I've been watching this stock for literally hundreds of dollars, but there is still room to grow.

Netflix (NFLX)

Positives:
Huge revenue growth this year (50%), estimated next quarter (52%) and next year (34%).
Good ROA (24%), outstanding ROE (89%).
Relatively small market cap ($14B) vs. competitors DirecTV ($37B), Comcast ($66B), Amazon ($85B).
International expansion underway.

Negatives:
P/E of 78, forward P/E of 40.
Likely some form of "bandwidth usage tax" forthcoming.


The only stock I can see that has better growth and profitability metrics is Baidu (BIDU), whose fundamentals have been covered previously. I have added some more this month, and will continue to accumulate.

Here's my current portfolio. As always, I believe in all of these stocks - until I sell them.

Apple (AAPL) 11.84%
Baidu (BIDU) 8.09%
Southern Copper (SCCO) 7.40%
Dominion Resources Black Warrior Trust (DOM) 6.48%
Google (GOOG) 5.89%
Annaly Capital Management (NLY) 5.81%
Ace Limited (ACE) 4.69%
Apache (APA) 4.20%
Hugoton Royalty Trust (HGT) 3.80%
BP Prudhoe Bay Royalty Trust (BPT) 3.69%
American Software (AMSWA) 3.42%
Intuitive Surgical (ISRG) 3.34%
Cherokee (CHKE) 3.25%
Blackstone (BX) 3.01%
Prospect Capital (PSEC) 2.93%
Vodafone (VOD) 2.58%
Intel (INTC) 2.57%
DuPont (DD) 2.53%
McDonald's (MCD) 2.50%
The Distressed (ERTS, ESI, JSDA, LZB, MMI, MSI, PCS, RVR, STEC, WFC) 2.37%
F5 Networks (FFIV) 2.18%
BreitBurn Energy Partners (BBEP) 2.15%
American Capital Agency (AGNC) 1.98%
Chimera Investment (CIM) 1.84%
Netflix (NFLX) 1.28%

Wednesday, June 1, 2011

The Summer Of (Stock) Discontent

Sometimes I sell a stock because it has incurred capital losses. Sometimes I sell a stock because the company is in trouble. Sometimes I sell a stock because its dividend is at-risk.

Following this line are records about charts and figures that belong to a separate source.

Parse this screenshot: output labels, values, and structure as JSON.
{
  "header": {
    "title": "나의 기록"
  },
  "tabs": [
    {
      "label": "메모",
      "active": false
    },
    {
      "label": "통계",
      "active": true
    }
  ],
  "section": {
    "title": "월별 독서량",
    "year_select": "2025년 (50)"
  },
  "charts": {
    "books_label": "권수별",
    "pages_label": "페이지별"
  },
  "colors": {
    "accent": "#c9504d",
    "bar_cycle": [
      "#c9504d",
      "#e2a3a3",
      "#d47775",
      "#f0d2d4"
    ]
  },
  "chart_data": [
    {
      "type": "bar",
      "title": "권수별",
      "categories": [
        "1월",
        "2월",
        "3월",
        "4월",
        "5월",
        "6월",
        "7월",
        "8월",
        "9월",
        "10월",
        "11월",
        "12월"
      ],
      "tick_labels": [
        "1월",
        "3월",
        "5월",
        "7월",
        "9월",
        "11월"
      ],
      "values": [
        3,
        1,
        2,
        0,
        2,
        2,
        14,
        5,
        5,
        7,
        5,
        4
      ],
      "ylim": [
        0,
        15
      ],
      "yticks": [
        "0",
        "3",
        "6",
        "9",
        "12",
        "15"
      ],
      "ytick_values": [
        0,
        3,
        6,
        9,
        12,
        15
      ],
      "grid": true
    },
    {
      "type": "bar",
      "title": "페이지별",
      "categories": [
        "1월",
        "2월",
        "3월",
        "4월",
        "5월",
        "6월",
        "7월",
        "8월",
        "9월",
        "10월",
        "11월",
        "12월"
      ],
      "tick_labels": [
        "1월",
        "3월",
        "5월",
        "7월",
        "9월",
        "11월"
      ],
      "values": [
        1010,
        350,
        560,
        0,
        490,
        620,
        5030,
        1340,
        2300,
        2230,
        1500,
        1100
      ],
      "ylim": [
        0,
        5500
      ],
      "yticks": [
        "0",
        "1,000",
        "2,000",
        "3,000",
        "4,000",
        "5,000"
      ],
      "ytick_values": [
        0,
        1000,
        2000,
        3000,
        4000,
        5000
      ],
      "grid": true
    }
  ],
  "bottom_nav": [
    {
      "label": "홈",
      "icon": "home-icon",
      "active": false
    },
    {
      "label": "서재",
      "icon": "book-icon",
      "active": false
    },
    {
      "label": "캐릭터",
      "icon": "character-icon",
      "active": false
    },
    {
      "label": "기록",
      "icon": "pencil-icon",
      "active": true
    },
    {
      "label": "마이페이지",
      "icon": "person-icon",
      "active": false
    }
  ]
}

Sometimes I sell a stock because I get tired of looking at it every day.

Or sometimes, all of these things come together in an overwhelming confluence of ineptitude, where I, the chooser of the stock, is left to wonder...what the heck went wrong here? How did I allow this to happen?

Earlier this year, Great Northern Iron (GNI) imploded. Today, I sold both Frontline (FRO) and Nokia (NOK) after they drifted down 37% and 25% respectively from where I bought.

These should have been three pleasantly boring dividend stocks, but turned out to be volatile losers. Let's examine where I went wrong vs. my previously stated investing philosophy.

"My intentions are to own stocks that"...
  • "are long-term, 'buy-and-hold' investments" - GNI is a trust with an expiration date of 2015, so it can't even pass this most basic of thresholds. FRO and NOK are presumably going to be around longer.
  • "represent great underlying companies and/or valuable assets" - GNI's underlying asset isn't minerals; it's the dissolving trust. FRO is a fleet of shipping tankers - not good. NOK is a technology portfolio that was cool 10 years ago - even worse.
  • "have excellence across as many metrics as possible" - here's where things get tricky. GNI has outstanding stats everywhere...profitability, ROA/ROE, revenue growth, earnings growth. Of course, none of that matters; you can probably guess why by now. FRO's stats are, quite frankly, awful. NOK's aren't much better, other than being a cash cow.
  • "are cheap by valuation" - cheap for a reason, no?
  • "pay outstanding, stable, well-funded dividends" - the dividends are large, but flawed. GNI's just isn't enough given its shelf life. FRO's is notoriously inconsistent. NOK's is a great bet to be slashed or suspended in the near future.
  • "promise extraordinary growth" - a big ol' "N/A" here.
The proceeds from the sales of Frontline and Nokia went towards buying shares of American Capital Agency Corp. (AGNC) and Chimera Investment Corp. (CIM), two REITs with large dividends of their own. I would ordinarily write up some nice things to say about them, but I'm too afraid I'd look like an idiot in a few months.